3 ways drones impact healthcare


Transport of blood samples, Germany

Wingcopter drones recently carried blood samples over a distance of 26 kilometers in the German state of Mecklenburg-Western Pomerania. The flight time of the drones was 18 minutes on average, almost twice as fast as ground transport.

The use of Wingcopter drones could dramatically speed up emergency medical care in rural areas, which could help save lives, especially in the event of short-term blood transfusion.

The flights were carried out by the University Medical Center Greifswald, with the aim of establishing permanent air links between the medical center and surrounding hospitals as soon as possible.

Drones should also be used to assist first responders on the scene, for example by quickly transporting medication, transfusions or emergency medical equipment such as defibrillators to the scene of an accident.

Wingcopter is already engaged with the NGO WeRobotics to deliver medical products to hard-to-reach parts of the world.

Distribution of COVID-19 vaccines, India

Indian drone company Skye Air is conducting a trial to administer COVID-19 vaccines in the southern state of Telangana. As part of the “Medicines in the Sky” project, drones deliver packaged supplies in temperature-controlled boxes within a 12 km radius, which takes about 18 minutes to arrive.

With large remote areas and difficult weather events, it is hoped that the drones will help the Indian government meet its goal of vaccinating 950 million adults by the end of 2021.

Skye Air performs the tests with Dunzo digital, a hyper-local on-demand delivery service startup backed by Google. India’s Ministry of Civil Aviation has relaxed the rules for drone flights this year, giving the Indian Council of Medical Research (ICMR) conditional exemption from national drone rules.

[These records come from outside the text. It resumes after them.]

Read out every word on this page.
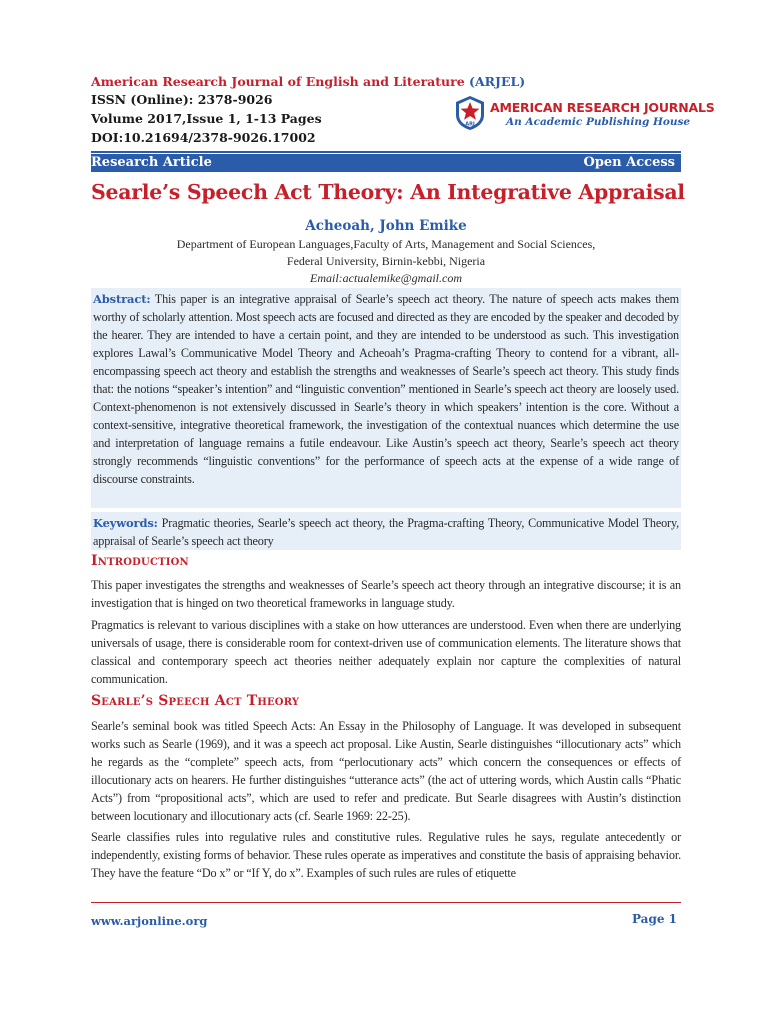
American Research Journal of English and Literature (ARJEL)
ISSN (Online): 2378-9026
Volume 2017,Issue 1, 1-13 Pages
DOI:10.21694/2378-9026.17002
ARJ
AMERICAN RESEARCH JOURNALS
An Academic Publishing House
Research Article	Open Access
Searle’s Speech Act Theory: An Integrative Appraisal
Acheoah, John Emike
Department of European Languages,Faculty of Arts, Management and Social Sciences,
Federal University, Birnin-kebbi, Nigeria
Email:actualemike@gmail.com

Abstract: This paper is an integrative appraisal of Searle’s speech act theory. The nature of speech acts makes them worthy of scholarly attention. Most speech acts are focused and directed as they are encoded by the speaker and decoded by the hearer. They are intended to have a certain point, and they are intended to be understood as such. This investigation explores Lawal’s Communicative Model Theory and Acheoah’s Pragma-crafting Theory to contend for a vibrant, all-encompassing speech act theory and establish the strengths and weaknesses of Searle’s speech act theory. This study finds that: the notions “speaker’s intention” and “linguistic convention” mentioned in Searle’s speech act theory are loosely used. Context-phenomenon is not extensively discussed in Searle’s theory in which speakers’ intention is the core. Without a context-sensitive, integrative theoretical framework, the investigation of the contextual nuances which determine the use and interpretation of language remains a futile endeavour. Like Austin’s speech act theory, Searle’s speech act theory strongly recommends “linguistic conventions” for the performance of speech acts at the expense of a wide range of discourse constraints.

Keywords: Pragmatic theories, Searle’s speech act theory, the Pragma-crafting Theory, Communicative Model Theory, appraisal of Searle’s speech act theory

Introduction

This paper investigates the strengths and weaknesses of Searle’s speech act theory through an integrative discourse; it is an investigation that is hinged on two theoretical frameworks in language study.

Pragmatics is relevant to various disciplines with a stake on how utterances are understood. Even when there are underlying universals of usage, there is considerable room for context-driven use of communication elements. The literature shows that classical and contemporary speech act theories neither adequately explain nor capture the complexities of natural communication.

Searle’s Speech Act Theory

Searle’s seminal book was titled Speech Acts: An Essay in the Philosophy of Language. It was developed in subsequent works such as Searle (1969), and it was a speech act proposal. Like Austin, Searle distinguishes “illocutionary acts” which he regards as the “complete” speech acts, from “perlocutionary acts” which concern the consequences or effects of illocutionary acts on hearers. He further distinguishes “utterance acts” (the act of uttering words, which Austin calls “Phatic Acts”) from “propositional acts”, which are used to refer and predicate. But Searle disagrees with Austin’s distinction between locutionary and illocutionary acts (cf. Searle 1969: 22-25).

Searle classifies rules into regulative rules and constitutive rules. Regulative rules he says, regulate antecedently or independently, existing forms of behavior. These rules operate as imperatives and constitute the basis of appraising behavior. They have the feature “Do x” or “If Y, do x”. Examples of such rules are rules of etiquette

www.arjonline.org	Page 1
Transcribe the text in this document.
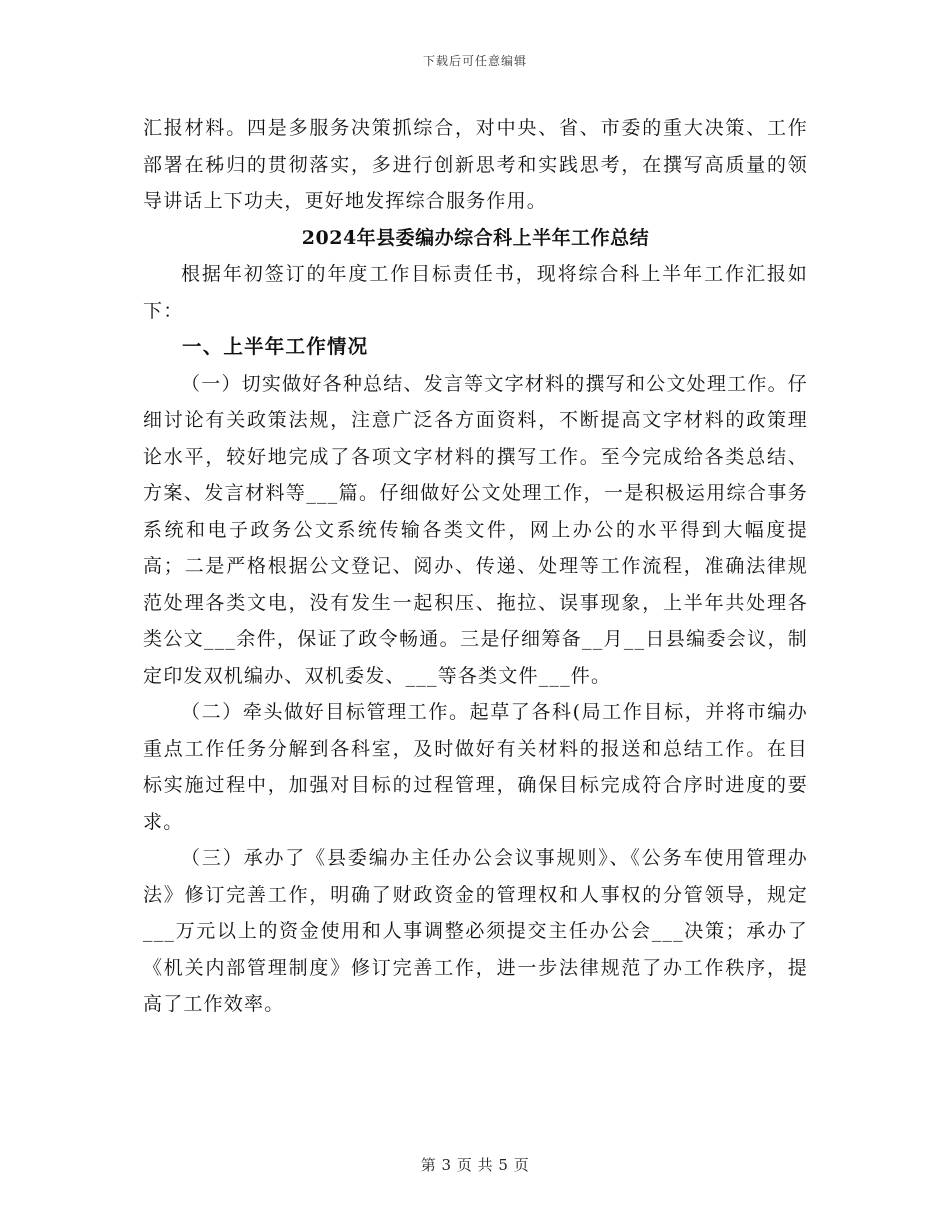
下载后可任意编辑

汇报材料。四是多服务决策抓综合，对中央、省、市委的重大决策、工作部署在秭归的贯彻落实，多进行创新思考和实践思考，在撰写高质量的领导讲话上下功夫，更好地发挥综合服务作用。

2024年县委编办综合科上半年工作总结

根据年初签订的年度工作目标责任书，现将综合科上半年工作汇报如下：

一、上半年工作情况

（一）切实做好各种总结、发言等文字材料的撰写和公文处理工作。仔细讨论有关政策法规，注意广泛各方面资料，不断提高文字材料的政策理论水平，较好地完成了各项文字材料的撰写工作。至今完成给各类总结、方案、发言材料等___篇。仔细做好公文处理工作，一是积极运用综合事务系统和电子政务公文系统传输各类文件，网上办公的水平得到大幅度提高；二是严格根据公文登记、阅办、传递、处理等工作流程，准确法律规范处理各类文电，没有发生一起积压、拖拉、误事现象，上半年共处理各类公文___余件，保证了政令畅通。三是仔细筹备__月__日县编委会议，制定印发双机编办、双机委发、___等各类文件___件。

（二）牵头做好目标管理工作。起草了各科(局工作目标，并将市编办重点工作任务分解到各科室，及时做好有关材料的报送和总结工作。在目标实施过程中，加强对目标的过程管理，确保目标完成符合序时进度的要求。

（三）承办了《县委编办主任办公会议事规则》、《公务车使用管理办法》修订完善工作，明确了财政资金的管理权和人事权的分管领导，规定___万元以上的资金使用和人事调整必须提交主任办公会___决策；承办了《机关内部管理制度》修订完善工作，进一步法律规范了办工作秩序，提高了工作效率。

第 3 页 共 5 页
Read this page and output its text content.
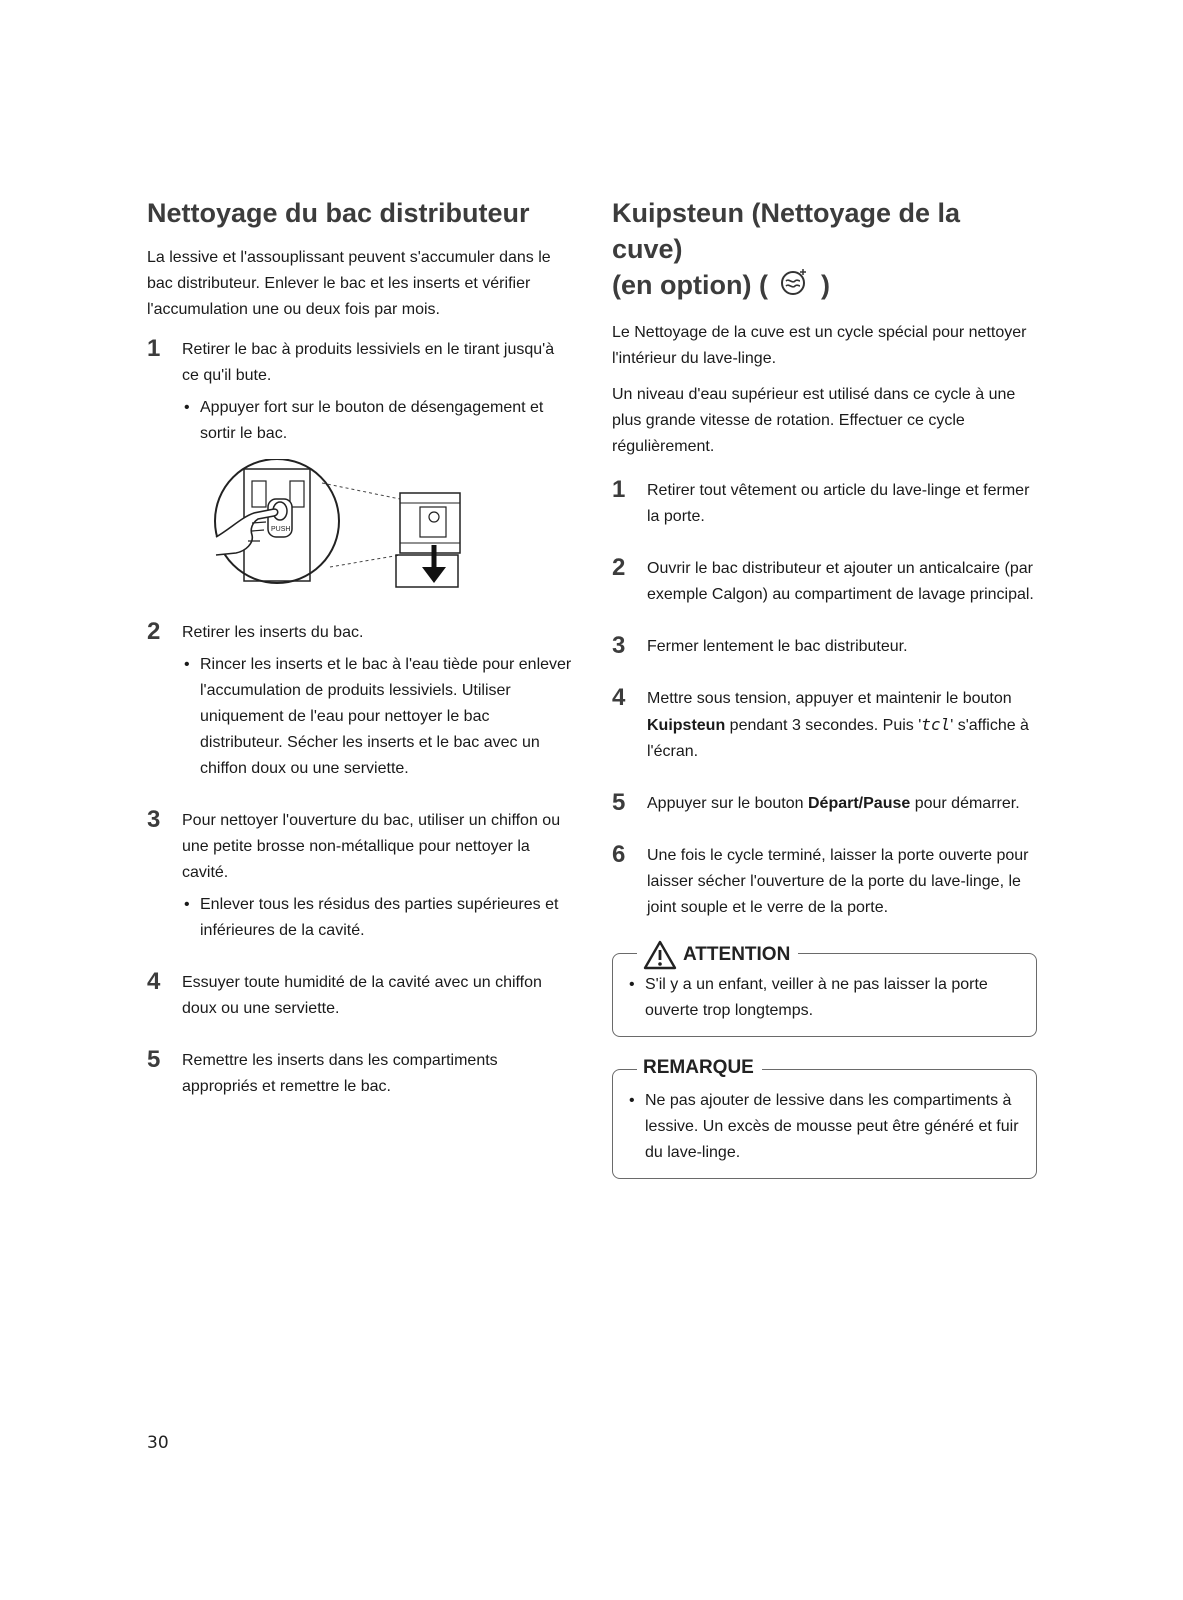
Nettoyage du bac distributeur

La lessive et l'assouplissant peuvent s'accumuler dans le bac distributeur. Enlever le bac et les inserts et vérifier l'accumulation une ou deux fois par mois.

1 Retirer le bac à produits lessiviels en le tirant jusqu'à ce qu'il bute.
• Appuyer fort sur le bouton de désengagement et sortir le bac.
PUSH
2 Retirer les inserts du bac.
• Rincer les inserts et le bac à l'eau tiède pour enlever l'accumulation de produits lessiviels. Utiliser uniquement de l'eau pour nettoyer le bac distributeur. Sécher les inserts et le bac avec un chiffon doux ou une serviette.
3 Pour nettoyer l'ouverture du bac, utiliser un chiffon ou une petite brosse non-métallique pour nettoyer la cavité.
• Enlever tous les résidus des parties supérieures et inférieures de la cavité.
4 Essuyer toute humidité de la cavité avec un chiffon doux ou une serviette.
5 Remettre les inserts dans les compartiments appropriés et remettre le bac.
Kuipsteun (Nettoyage de la cuve)
(en option) ( )

Le Nettoyage de la cuve est un cycle spécial pour nettoyer l'intérieur du lave-linge.

Un niveau d'eau supérieur est utilisé dans ce cycle à une plus grande vitesse de rotation. Effectuer ce cycle régulièrement.

1 Retirer tout vêtement ou article du lave-linge et fermer la porte.
2 Ouvrir le bac distributeur et ajouter un anticalcaire (par exemple Calgon) au compartiment de lavage principal.
3 Fermer lentement le bac distributeur.
4 Mettre sous tension, appuyer et maintenir le bouton Kuipsteun pendant 3 secondes. Puis 'tcl' s'affiche à l'écran.
5 Appuyer sur le bouton Départ/Pause pour démarrer.
6 Une fois le cycle terminé, laisser la porte ouverte pour laisser sécher l'ouverture de la porte du lave-linge, le joint souple et le verre de la porte.
ATTENTION
• S'il y a un enfant, veiller à ne pas laisser la porte ouverte trop longtemps.
REMARQUE
• Ne pas ajouter de lessive dans les compartiments à lessive. Un excès de mousse peut être généré et fuir du lave-linge.
30
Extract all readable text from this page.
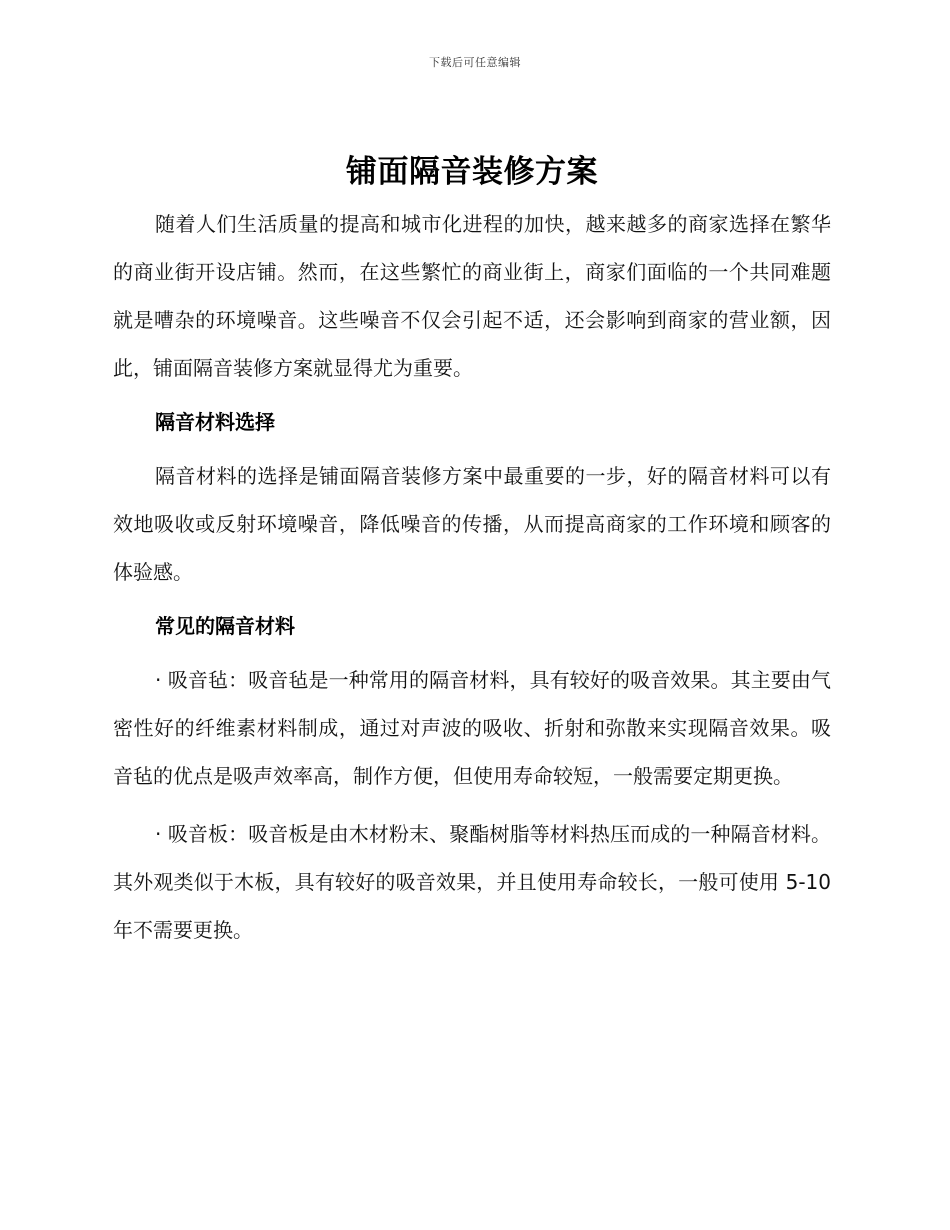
下载后可任意编辑
铺面隔音装修方案

随着人们生活质量的提高和城市化进程的加快，越来越多的商家选择在繁华的商业街开设店铺。然而，在这些繁忙的商业街上，商家们面临的一个共同难题就是嘈杂的环境噪音。这些噪音不仅会引起不适，还会影响到商家的营业额，因此，铺面隔音装修方案就显得尤为重要。

隔音材料选择

隔音材料的选择是铺面隔音装修方案中最重要的一步，好的隔音材料可以有效地吸收或反射环境噪音，降低噪音的传播，从而提高商家的工作环境和顾客的体验感。

常见的隔音材料

· 吸音毡：吸音毡是一种常用的隔音材料，具有较好的吸音效果。其主要由气密性好的纤维素材料制成，通过对声波的吸收、折射和弥散来实现隔音效果。吸音毡的优点是吸声效率高，制作方便，但使用寿命较短，一般需要定期更换。

· 吸音板：吸音板是由木材粉末、聚酯树脂等材料热压而成的一种隔音材料。其外观类似于木板，具有较好的吸音效果，并且使用寿命较长，一般可使用 5-10 年不需要更换。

Disease control, Philippines and Malaysia

In 2013 the London School of Hygiene and Tropical Medicine launched a program to monitor the progression of malaria in the Philippines and Malaysia. The Monkeybar project involved attaching thermal cameras to drones and tracking macaques, to monitor transmission from animals to humans.

Drones also helped map locations and land types, assessing how different environments affect the distribution of people and which mosquitoes and macaques contribute to the risk of infection.

A key objective was to examine how changes in the environment such as deforestation contribute to the transmission of zoonotic diseases. In the years since the project started, the world has experienced the COVID-19 pandemic, widely regarded as a zoonotic disease. Therefore, similar research can help scientists predict and avoid future outbreaks.